It was winter now and starkly beautiful sitting under that diamond strewn canopy. She shivered a little and snuggled down deeper into her quilted jacket. She smiled even as she trembled, knowing how cold his inert form would get laying there on the tiled living room floor.  She’d turned off the air-conditioned warmth everywhere in the house but her own bedroom. A woman has gotta conserve electricity when she can. That thought caused her to laugh out loud in the solitude, she enjoyed that rare sensation and laughed again.

Her coffee had grown cold and Ellie craved another, she stood and stretched languidly before heading inside to the kitchen.

She cast a brief glance at Grant’s now snoring body. He’d curled into the fetal position to ward off the cold. She shrugged and flicked on the recessed lighting above the kitchen island, then busied herself making another pot of coffee.

She craved warmth now and placed the coffee and some Oreos onto a tray and stepped over her husband on the way into the welcoming warmth of her bedroom.

There had been a time as recently as three years back when she’d deadlocked that door and placed barricades against it to keep the violent monster she’d married at bay.

It had taken her the intervening three years of hard soul searching to reach her decision.

Putting it into action was now delivering her a measure of peace.

The few friends she’d managed to keep isolated from the stench of her home life had commented on the change in her. When asked for the reason behind it she’d laughed it off as ‘just taking some me time.’

And she had.

She’d begun meditating and working out a few times every day, to assist in keeping her new resolve on track. She was reaping the benefits tenfold three years in.

It had taken Grant coming at her again with his filthy accusatory mouth and raised fists to at last fuel and light her new ignition switch. Her swift retaliation stunned him into shock and the kick to his abdomen felled him. She savored the sweet vindictive taste of revenge as he lay on the floor in a whining sniveling heap. Another savage kick to his gut stopped the sniveling. That was the sweet start of the solitude.

From a woman who had insisted on cooking any meal he asked for, at any time of the day or night, she’d become his keeper and fed him once in the morning. He’d help his drunken self to the rest if he could make it as far as the kitchen.

Ellie had carefully rearranged all the furnishings to create barriers between every room that a drunk would find difficult if not impossible to navigate.

She had no one but the delivery guy from the local bottle-shop knocking on this door. Nobody to raise an eyebrow at her new version of ‘home beautiful’. It had been another defining moment to be noted and reread in her diary at night for visual confirmation of her latest achievement.

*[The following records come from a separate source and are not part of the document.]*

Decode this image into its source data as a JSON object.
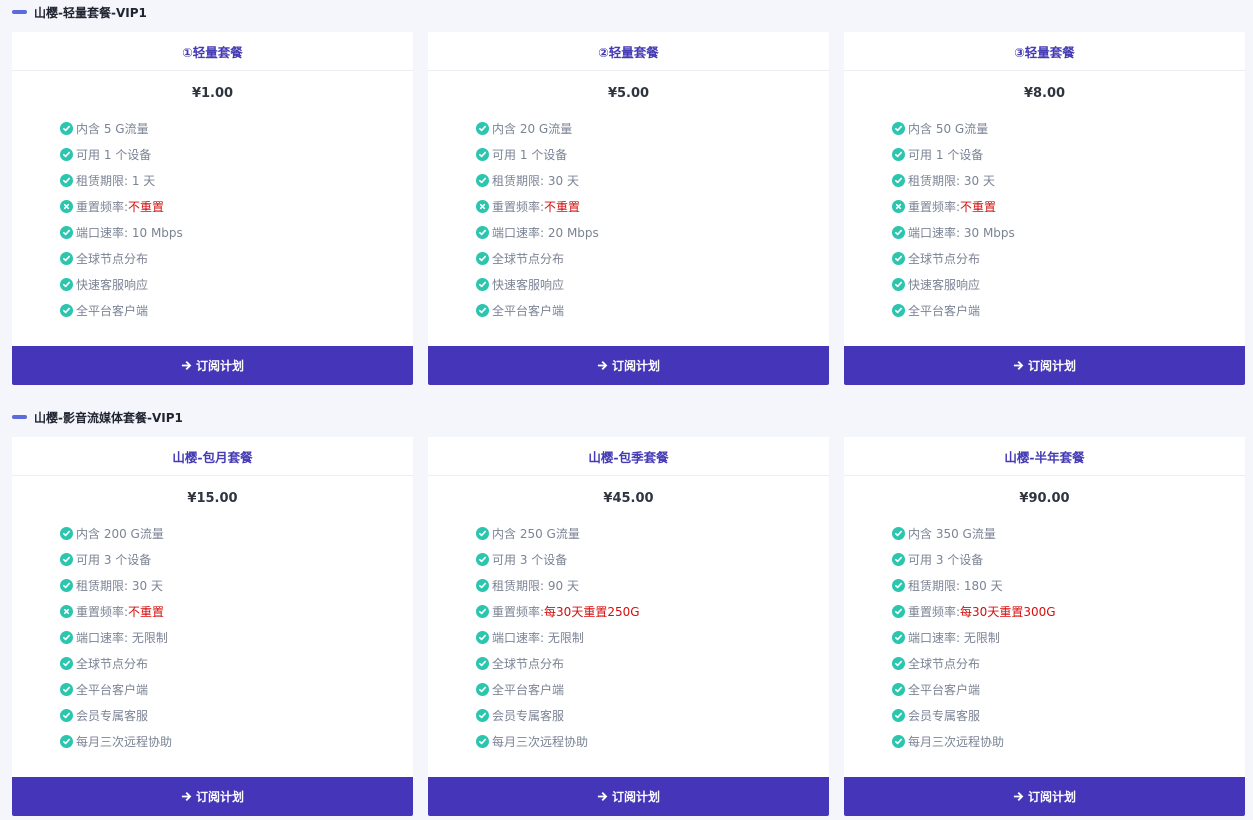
{
  "sections": [
    {
      "title": "山樱-轻量套餐-VIP1",
      "cards": [
        {
          "name": "①轻量套餐",
          "price": "¥1.00",
          "button": "订阅计划",
          "features": [
            {
              "icon": "check-icon",
              "label": "内含 5 G流量",
              "value": ""
            },
            {
              "icon": "check-icon",
              "label": "可用 1 个设备",
              "value": ""
            },
            {
              "icon": "check-icon",
              "label": "租赁期限: 1 天",
              "value": ""
            },
            {
              "icon": "cross-icon",
              "label": "重置频率: ",
              "value": "不重置"
            },
            {
              "icon": "check-icon",
              "label": "端口速率: 10 Mbps",
              "value": ""
            },
            {
              "icon": "check-icon",
              "label": "全球节点分布",
              "value": ""
            },
            {
              "icon": "check-icon",
              "label": "快速客服响应",
              "value": ""
            },
            {
              "icon": "check-icon",
              "label": "全平台客户端",
              "value": ""
            }
          ]
        },
        {
          "name": "②轻量套餐",
          "price": "¥5.00",
          "button": "订阅计划",
          "features": [
            {
              "icon": "check-icon",
              "label": "内含 20 G流量",
              "value": ""
            },
            {
              "icon": "check-icon",
              "label": "可用 1 个设备",
              "value": ""
            },
            {
              "icon": "check-icon",
              "label": "租赁期限: 30 天",
              "value": ""
            },
            {
              "icon": "cross-icon",
              "label": "重置频率: ",
              "value": "不重置"
            },
            {
              "icon": "check-icon",
              "label": "端口速率: 20 Mbps",
              "value": ""
            },
            {
              "icon": "check-icon",
              "label": "全球节点分布",
              "value": ""
            },
            {
              "icon": "check-icon",
              "label": "快速客服响应",
              "value": ""
            },
            {
              "icon": "check-icon",
              "label": "全平台客户端",
              "value": ""
            }
          ]
        },
        {
          "name": "③轻量套餐",
          "price": "¥8.00",
          "button": "订阅计划",
          "features": [
            {
              "icon": "check-icon",
              "label": "内含 50 G流量",
              "value": ""
            },
            {
              "icon": "check-icon",
              "label": "可用 1 个设备",
              "value": ""
            },
            {
              "icon": "check-icon",
              "label": "租赁期限: 30 天",
              "value": ""
            },
            {
              "icon": "cross-icon",
              "label": "重置频率: ",
              "value": "不重置"
            },
            {
              "icon": "check-icon",
              "label": "端口速率: 30 Mbps",
              "value": ""
            },
            {
              "icon": "check-icon",
              "label": "全球节点分布",
              "value": ""
            },
            {
              "icon": "check-icon",
              "label": "快速客服响应",
              "value": ""
            },
            {
              "icon": "check-icon",
              "label": "全平台客户端",
              "value": ""
            }
          ]
        }
      ]
    },
    {
      "title": "山樱-影音流媒体套餐-VIP1",
      "cards": [
        {
          "name": "山樱-包月套餐",
          "price": "¥15.00",
          "button": "订阅计划",
          "features": [
            {
              "icon": "check-icon",
              "label": "内含 200 G流量",
              "value": ""
            },
            {
              "icon": "check-icon",
              "label": "可用 3 个设备",
              "value": ""
            },
            {
              "icon": "check-icon",
              "label": "租赁期限: 30 天",
              "value": ""
            },
            {
              "icon": "cross-icon",
              "label": "重置频率: ",
              "value": "不重置"
            },
            {
              "icon": "check-icon",
              "label": "端口速率: 无限制",
              "value": ""
            },
            {
              "icon": "check-icon",
              "label": "全球节点分布",
              "value": ""
            },
            {
              "icon": "check-icon",
              "label": "全平台客户端",
              "value": ""
            },
            {
              "icon": "check-icon",
              "label": "会员专属客服",
              "value": ""
            },
            {
              "icon": "check-icon",
              "label": "每月三次远程协助",
              "value": ""
            }
          ]
        },
        {
          "name": "山樱-包季套餐",
          "price": "¥45.00",
          "button": "订阅计划",
          "features": [
            {
              "icon": "check-icon",
              "label": "内含 250 G流量",
              "value": ""
            },
            {
              "icon": "check-icon",
              "label": "可用 3 个设备",
              "value": ""
            },
            {
              "icon": "check-icon",
              "label": "租赁期限: 90 天",
              "value": ""
            },
            {
              "icon": "check-icon",
              "label": "重置频率: ",
              "value": "每30天重置250G"
            },
            {
              "icon": "check-icon",
              "label": "端口速率: 无限制",
              "value": ""
            },
            {
              "icon": "check-icon",
              "label": "全球节点分布",
              "value": ""
            },
            {
              "icon": "check-icon",
              "label": "全平台客户端",
              "value": ""
            },
            {
              "icon": "check-icon",
              "label": "会员专属客服",
              "value": ""
            },
            {
              "icon": "check-icon",
              "label": "每月三次远程协助",
              "value": ""
            }
          ]
        },
        {
          "name": "山樱-半年套餐",
          "price": "¥90.00",
          "button": "订阅计划",
          "features": [
            {
              "icon": "check-icon",
              "label": "内含 350 G流量",
              "value": ""
            },
            {
              "icon": "check-icon",
              "label": "可用 3 个设备",
              "value": ""
            },
            {
              "icon": "check-icon",
              "label": "租赁期限: 180 天",
              "value": ""
            },
            {
              "icon": "check-icon",
              "label": "重置频率: ",
              "value": "每30天重置300G"
            },
            {
              "icon": "check-icon",
              "label": "端口速率: 无限制",
              "value": ""
            },
            {
              "icon": "check-icon",
              "label": "全球节点分布",
              "value": ""
            },
            {
              "icon": "check-icon",
              "label": "全平台客户端",
              "value": ""
            },
            {
              "icon": "check-icon",
              "label": "会员专属客服",
              "value": ""
            },
            {
              "icon": "check-icon",
              "label": "每月三次远程协助",
              "value": ""
            }
          ]
        }
      ]
    }
  ],
  "colors": {
    "accent": "#4435b9",
    "plan_name": "#453bb5",
    "icon": "#2cc5ae",
    "highlight": "#d40e0e",
    "section_bar": "#5b6bdb"
  }
}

Ellie reached for her coffee, munched on a few Oreos and switched off the lamp.

She calculated around five hours of downtime before the man outside her sanctuary would begin to awaken.

Ellie had at last begun looking forward to her days.

***

The sound of his whining voice awakened her. There was a tentative tap on the door. “Ellie, you in there?”

“What do you want?”

“I just wanted to be sure you’re here.”

“Well, I am. I’ll be there to fix you some food shortly.”

“Shortly? What the fu …”

What did you say?

Silence greeted her question, she repeated it. “Well?”

“I’ll, uh, I’ll see you, um, shortly.”

Ellie didn’t bother to comment further. She showered in her en-suite and took her time dressing. The stench in the living room made her head across and throw the windows wide, ignoring the cold wind that swept in.

She filled a bucket with disinfectant, grabbed the mop and placed both down in front of the man. He was sitting hunched over, still wearing the soiled clothing he’d passed out in.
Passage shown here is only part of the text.